On Twitter I’m called all sorts of names: “leech;” “foreigner;” “invader;” and “illegal immigrant.” I have made it an immovable principle that I do not write what these trolls want me to write. Like Steve Biko, the renowned Black South African anti-apartheid activist who was murdered by colonialists in the 1970s, I will speak my mind and write what I believe. My experience in a South African society that is increasingly a living hell for Black African immigrants, is that of having to constantly respond to attacks on social media, be it Twitter or Facebook. The South African media space has become a theater of vitriolic commentary and slander that is targeting scapegoated foreign nationals for whatever the state has failed to provide.
With relentless and prolific vigor, I confront their deliberate misinformation and disinformation through my writing. As the South African economy fails to create jobs for most of its citizens (with the official figures of unemployment hovering around the 45 percent mark), immigrants are blamed for stealing jobs from locals. Every crime that happens is blamed on a Black African immigrant. In the eyes of hateful “patriots,” immigration is an act of criminality, committed by a criminal who is Black and foreign in South Africa.

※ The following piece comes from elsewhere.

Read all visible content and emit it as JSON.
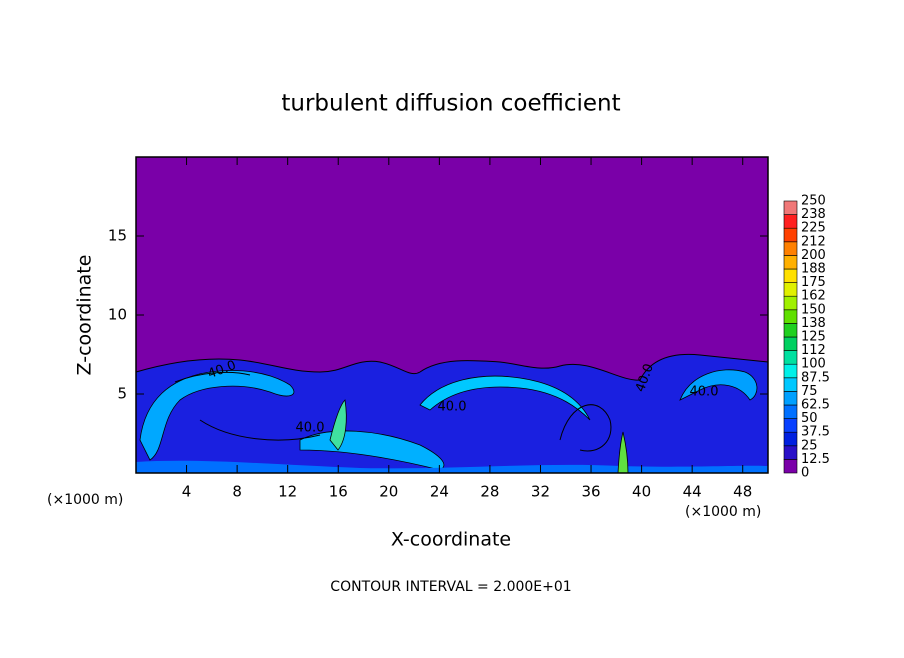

It’s almost 14 years now since I moved to South Africa. Very little, in terms of politics and economics, has changed in Zimbabwe, and so my fate is sandwiched between my longing to return to my country of birth and the lack of any guarantee that I’d be able to survive the mess that Zimbabwe has become. Caught between a rock and a hard place, I have found that I have less space to maneuver and must choose between staying in the frying pan or jumping into the blazing fire.
The South African economy continues to tank. As economic opportunities fade the country will become a playground for political opportunists for whom the Black African immigrant in South Africa is the easiest target of blame. The “us versus them” narrative will be driven deep into the ears of divisive groups as politicians throw Black African foreigners into the hands of their disgruntled and angry citizens. If influential persons continue to be reckless with handling Black African immigrants on South African soil we may be headed for years, if not decades, more of blood and suffering.